Sargun Dhillon sargun at sargun.me
Mon Mar 26 20:24:58 UTC 2018

On Mon, Mar 26, 2018 at 1:17 PM, Igor Stoppa <igor.stoppa at huawei.com> wrote:
> On 26/03/18 22:24, Sargun Dhillon wrote:
>> This patch introduces a mechanism to add mutable hooks at the end of the
>> callback chain for each LSM hook. It allows for built-in kernel LSMs
>> to be unloaded, as well as modular LSMs to be loaded after boot-time.

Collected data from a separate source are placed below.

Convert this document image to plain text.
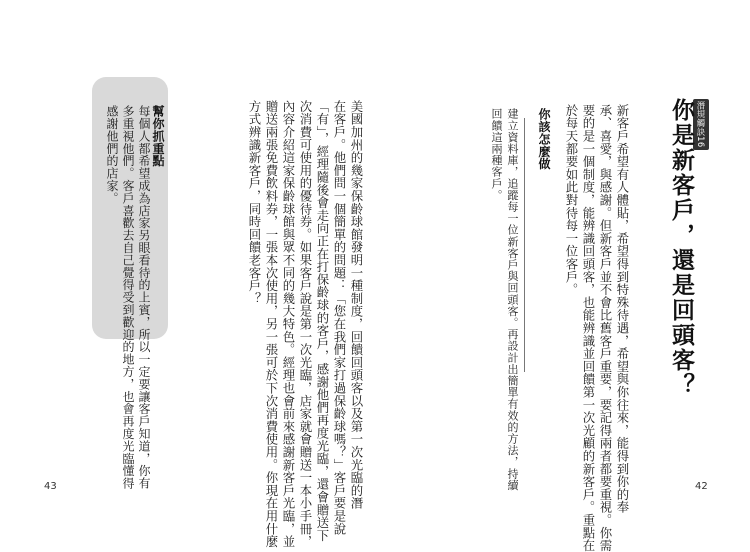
潛規觸訣16
你是新客戶，還是回頭客？

新客戶希望有人體貼，希望得到特殊待遇，希望與你往來，能得到你的奉
承、喜愛，與感謝。但新客戶並不會比舊客戶重要，要記得兩者都要重視。你需
要的是一個制度，能辨識回頭客，也能辨識並回饋第一次光顧的新客戶。重點在
於每天都要如此對待每一位客戶。

你該怎麼做

建立資料庫，追蹤每一位新客戶與回頭客。再設計出簡單有效的方法，持續
回饋這兩種客戶。

42

美國加州的幾家保齡球館發明一種制度，回饋回頭客以及第一次光臨的潛
在客戶。他們問一個簡單的問題：「您在我們家打過保齡球嗎？」客戶要是說
「有」，經理隨後會走向正在打保齡球的客戶，感謝他們再度光臨，還會贈送下
次消費可使用的優待券。如果客戶說是第一次光臨，店家就會贈送一本小手冊，
內容介紹這家保齡球館與眾不同的幾大特色。經理也會前來感謝新客戶光臨，並
贈送兩張免費飲料券，一張本次使用，另一張可於下次消費使用。你現在用什麼
方式辨識新客戶，同時回饋老客戶？

幫你抓重點

每個人都希望成為店家另眼看待的上賓，所以一定要讓客戶知道，你有
多重視他們。客戶喜歡去自己覺得受到歡迎的地方，也會再度光臨懂得
感謝他們的店家。

43
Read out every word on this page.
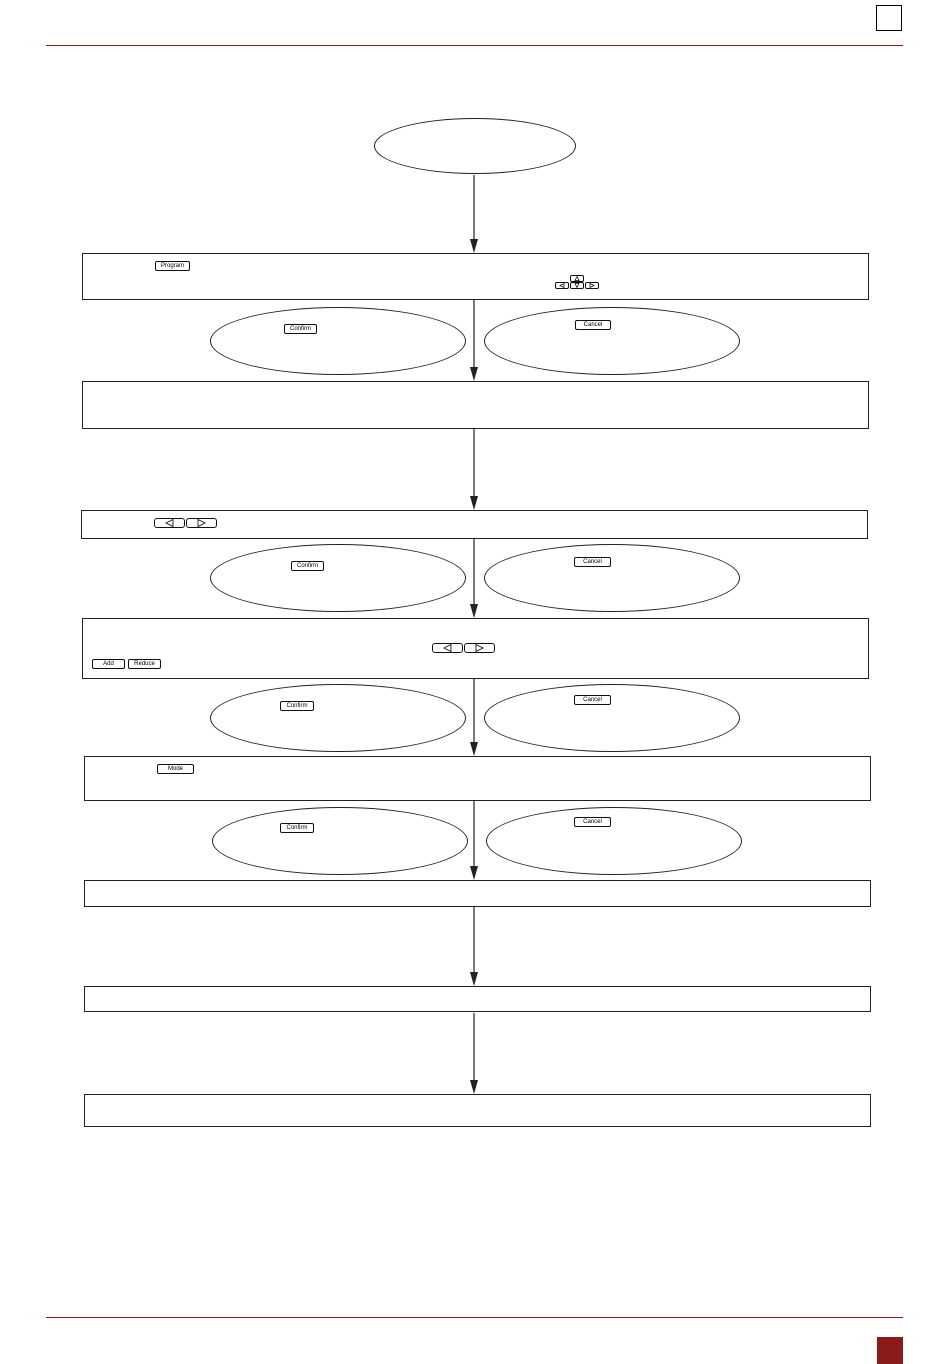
Program
Confirm
Cancel
Confirm
Cancel
Add	Reduce
Confirm
Cancel
Mode
Confirm
Cancel
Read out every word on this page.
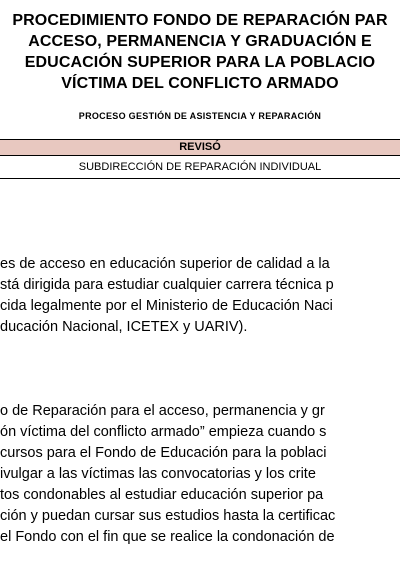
PROCEDIMIENTO FONDO DE REPARACIÓN PAR
ACCESO, PERMANENCIA Y GRADUACIÓN E
EDUCACIÓN SUPERIOR PARA LA POBLACIO
VÍCTIMA DEL CONFLICTO ARMADO
PROCESO GESTIÓN DE ASISTENCIA Y REPARACIÓN
REVISÓ
SUBDIRECCIÓN DE REPARACIÓN INDIVIDUAL
es de acceso en educación superior de calidad a la
stá dirigida para estudiar cualquier carrera técnica p
cida legalmente por el Ministerio de Educación Naci
ducación Nacional, ICETEX y UARIV).
o de Reparación para el acceso, permanencia y gr
ón víctima del conflicto armado” empieza cuando s
cursos para el Fondo de Educación para la poblaci
ivulgar a las víctimas las convocatorias y los crite
tos condonables al estudiar educación superior pa
ción y puedan cursar sus estudios hasta la certificac
el Fondo con el fin que se realice la condonación de
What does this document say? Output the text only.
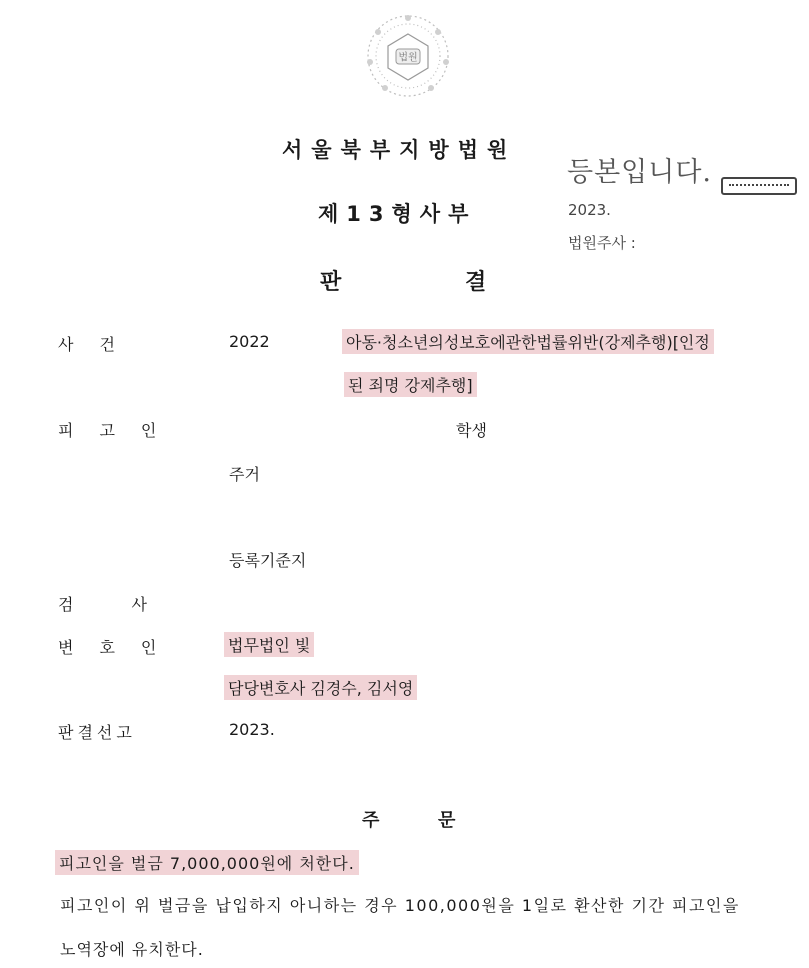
법원
서울북부지방법원
제13형사부
판	결
등본입니다.
2023.
법원주사 :
사건	2022	아동·청소년의성보호에관한법률위반(강제추행)[인정
된 죄명 강제추행]
피고인	학생
주거
등록기준지
검사
변호인	법무법인 빛
담당변호사 김경수, 김서영
판결선고	2023.
주	문
피고인을 벌금 7,000,000원에 처한다.
피고인이 위 벌금을 납입하지 아니하는 경우 100,000원을 1일로 환산한 기간 피고인을
노역장에 유치한다.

>> It also does not compromise the security of hooks which are never
>> meant to be unloaded.
> Looking at this from the perspective of really convincing people to use
> other modules, there is a problem, imho.
> [...]
>>       /*
>>        * Register with LSM
>>        */
>> -     security_add_hooks(smack_hooks, ARRAY_SIZE(smack_hooks), "smack");
>> +     security_add_hooks(smack_hooks, ARRAY_SIZE(smack_hooks), "smack",
>> +                             false);
> Hardcoding what is (im)mutable will never satisfy everyone.

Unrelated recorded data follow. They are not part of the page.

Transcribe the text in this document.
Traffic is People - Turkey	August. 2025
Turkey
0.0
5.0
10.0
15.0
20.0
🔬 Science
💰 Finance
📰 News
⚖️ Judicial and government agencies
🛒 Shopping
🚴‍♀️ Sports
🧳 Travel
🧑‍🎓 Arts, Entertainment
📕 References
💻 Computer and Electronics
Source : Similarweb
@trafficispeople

> If, instead, this decision was delegated to the kernel command line, it
> would be possible to have any module to become immutable -or not-
> depending on the default values and the configuration received at boot.

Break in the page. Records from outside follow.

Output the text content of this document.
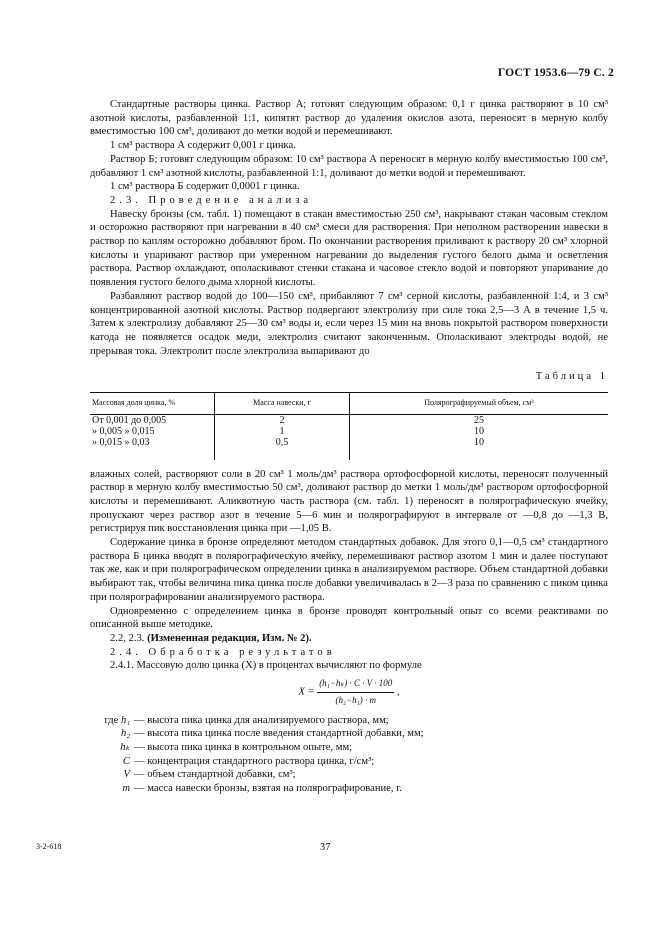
ГОСТ 1953.6—79 С. 2

Стандартные растворы цинка. Раствор А; готовят следующим образом: 0,1 г цинка растворяют в 10 см³ азотной кислоты, разбавленной 1:1, кипятят раствор до удаления окислов азота, переносят в мерную колбу вместимостью 100 см³, доливают до метки водой и перемешивают.

1 см³ раствора А содержит 0,001 г цинка.

Раствор Б; готовят следующим образом: 10 см³ раствора А переносят в мерную колбу вместимостью 100 см³, добавляют 1 см³ азотной кислоты, разбавленной 1:1, доливают до метки водой и перемешивают.

1 см³ раствора Б содержит 0,0001 г цинка.

2.3. Проведение анализа

Навеску бронзы (см. табл. 1) помещают в стакан вместимостью 250 см³, накрывают стакан часовым стеклом и осторожно растворяют при нагревании в 40 см³ смеси для растворения. При неполном растворении навески в раствор по каплям осторожно добавляют бром. По окончании растворения приливают к раствору 20 см³ хлорной кислоты и упаривают раствор при умеренном нагревании до выделения густого белого дыма и осветления раствора. Раствор охлаждают, ополаскивают стенки стакана и часовое стекло водой и повторяют упаривание до появления густого белого дыма хлорной кислоты.

Разбавляют раствор водой до 100—150 см³, прибавляют 7 см³ серной кислоты, разбавленной 1:4, и 3 см³ концентрированной азотной кислоты. Раствор подвергают электролизу при силе тока 2,5—3 А в течение 1,5 ч. Затем к электролизу добавляют 25—30 см³ воды и, если через 15 мин на вновь покрытой раствором поверхности катода не появляется осадок меди, электролиз считают законченным. Ополаскивают электроды водой, не прерывая тока. Электролит после электролиза выпаривают до

Таблица 1
Массовая доля цинка, %	Масса навески, г	Полярографируемый объем, см³
От 0,001 до 0,005	2	25
» 0,005 » 0,015	1	10
» 0,015 » 0,03	0,5	10

влажных солей, растворяют соли в 20 см³ 1 моль/дм³ раствора ортофосфорной кислоты, переносят полученный раствор в мерную колбу вместимостью 50 см³, доливают раствор до метки 1 моль/дм³ раствором ортофосфорной кислоты и перемешивают. Аликвотную часть раствора (см. табл. 1) переносят в полярографическую ячейку, пропускают через раствор азот в течение 5—6 мин и полярографируют в интервале от —0,8 до —1,3 В, регистрируя пик восстановления цинка при —1,05 В.

Содержание цинка в бронзе определяют методом стандартных добавок. Для этого 0,1—0,5 см³ стандартного раствора Б цинка вводят в полярографическую ячейку, перемешивают раствор азотом 1 мин и далее поступают так же, как и при полярографическом определении цинка в анализируемом растворе. Объем стандартной добавки выбирают так, чтобы величина пика цинка после добавки увеличивалась в 2—3 раза по сравнению с пиком цинка при полярографировании анализируемого раствора.

Одновременно с определением цинка в бронзе проводят контрольный опыт со всеми реактивами по описанной выше методике.

2.2, 2.3. (Измененная редакция, Изм. № 2).

2.4. Обработка результатов

2.4.1. Массовую долю цинка (X) в процентах вычисляют по формуле

$X = \frac{\text{(h₁−hₖ) · C · V · 100}}{\text{(h₂−h₁) · m}}$ ,
где h₁ — высота пика цинка для анализируемого раствора, мм;
h₂ — высота пика цинка после введения стандартной добавки, мм;
hₖ — высота пика цинка в контрольном опыте, мм;
C — концентрация стандартного раствора цинка, г/см³;
V — объем стандартной добавки, см³;
m — масса навески бронзы, взятая на полярографирование, г.
3-2-618	37
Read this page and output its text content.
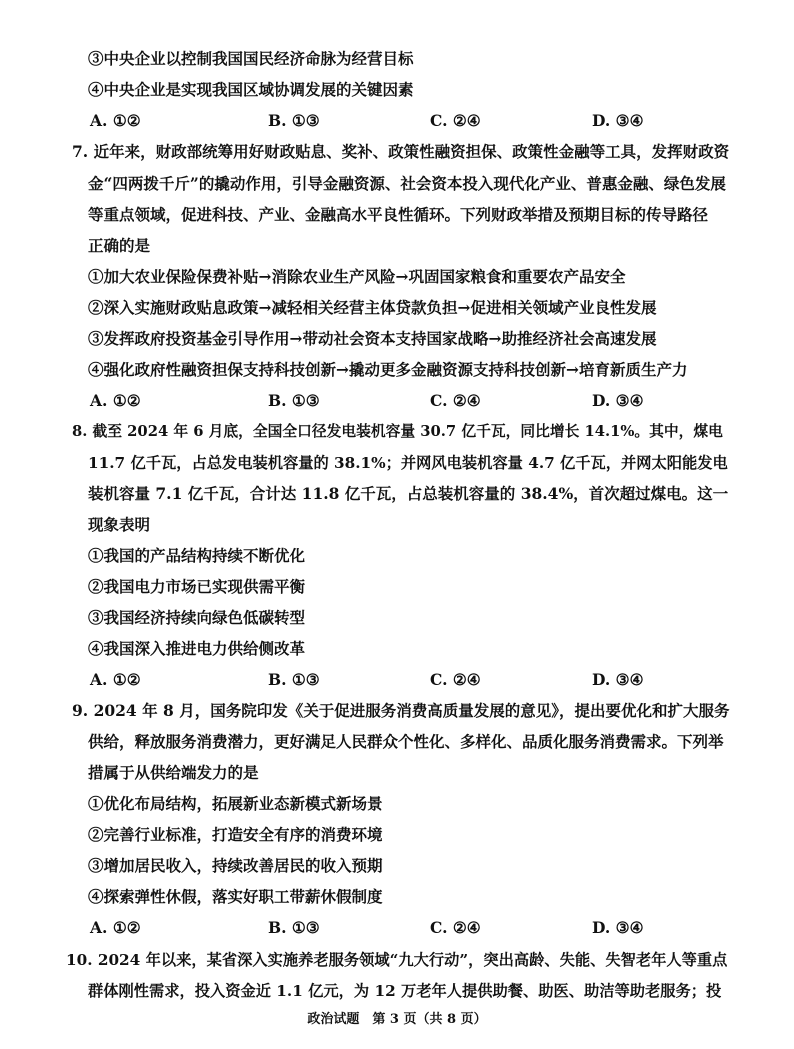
③中央企业以控制我国国民经济命脉为经营目标
④中央企业是实现我国区域协调发展的关键因素
A. ①②	B. ①③	C. ②④	D. ③④
7. 近年来，财政部统筹用好财政贴息、奖补、政策性融资担保、政策性金融等工具，发挥财政资
金“四两拨千斤”的撬动作用，引导金融资源、社会资本投入现代化产业、普惠金融、绿色发展
等重点领域，促进科技、产业、金融高水平良性循环。下列财政举措及预期目标的传导路径
正确的是
①加大农业保险保费补贴→消除农业生产风险→巩固国家粮食和重要农产品安全
②深入实施财政贴息政策→减轻相关经营主体贷款负担→促进相关领域产业良性发展
③发挥政府投资基金引导作用→带动社会资本支持国家战略→助推经济社会高速发展
④强化政府性融资担保支持科技创新→撬动更多金融资源支持科技创新→培育新质生产力
A. ①②	B. ①③	C. ②④	D. ③④
8. 截至 2024 年 6 月底，全国全口径发电装机容量 30.7 亿千瓦，同比增长 14.1%。其中，煤电
11.7 亿千瓦，占总发电装机容量的 38.1%；并网风电装机容量 4.7 亿千瓦，并网太阳能发电
装机容量 7.1 亿千瓦，合计达 11.8 亿千瓦，占总装机容量的 38.4%，首次超过煤电。这一
现象表明
①我国的产品结构持续不断优化
②我国电力市场已实现供需平衡
③我国经济持续向绿色低碳转型
④我国深入推进电力供给侧改革
A. ①②	B. ①③	C. ②④	D. ③④
9. 2024 年 8 月，国务院印发《关于促进服务消费高质量发展的意见》，提出要优化和扩大服务
供给，释放服务消费潜力，更好满足人民群众个性化、多样化、品质化服务消费需求。下列举
措属于从供给端发力的是
①优化布局结构，拓展新业态新模式新场景
②完善行业标准，打造安全有序的消费环境
③增加居民收入，持续改善居民的收入预期
④探索弹性休假，落实好职工带薪休假制度
A. ①②	B. ①③	C. ②④	D. ③④
10. 2024 年以来，某省深入实施养老服务领域“九大行动”，突出高龄、失能、失智老年人等重点
群体刚性需求，投入资金近 1.1 亿元，为 12 万老年人提供助餐、助医、助洁等助老服务；投
政治试题　第 3 页（共 8 页）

> A distro could ship with its defaults and then any user could
> reconfigure it, without having to recompile or install anything, just
> editing the command line.
> --
> igor
Today, the only "mutable" module we have is SELinux. It has a kernel
config flag which determines if it is unloadable (mutable) or not. If
you look at the patchset, it, in fact, sets mutability based on that
config flag:

-       security_add_hooks(selinux_hooks, ARRAY_SIZE(selinux_hooks), "selinux");
+       security_add_hooks(selinux_hooks, ARRAY_SIZE(selinux_hooks), "selinux",
+                               IS_ENABLED(CONFIG_SECURITY_SELINUX_DISABLE));

Similarly, modules can change this behaviour based on their own
choices, whether that be config flags, boot parameters, or similar. In
my opinion, most LSMs should never be unloadable. In fact, we don't
really have a safe way (in this patchset) to unload the security
modules' code safely. Doing this would either require usage of (s)rcu,
or a similar concurrency control mechanism.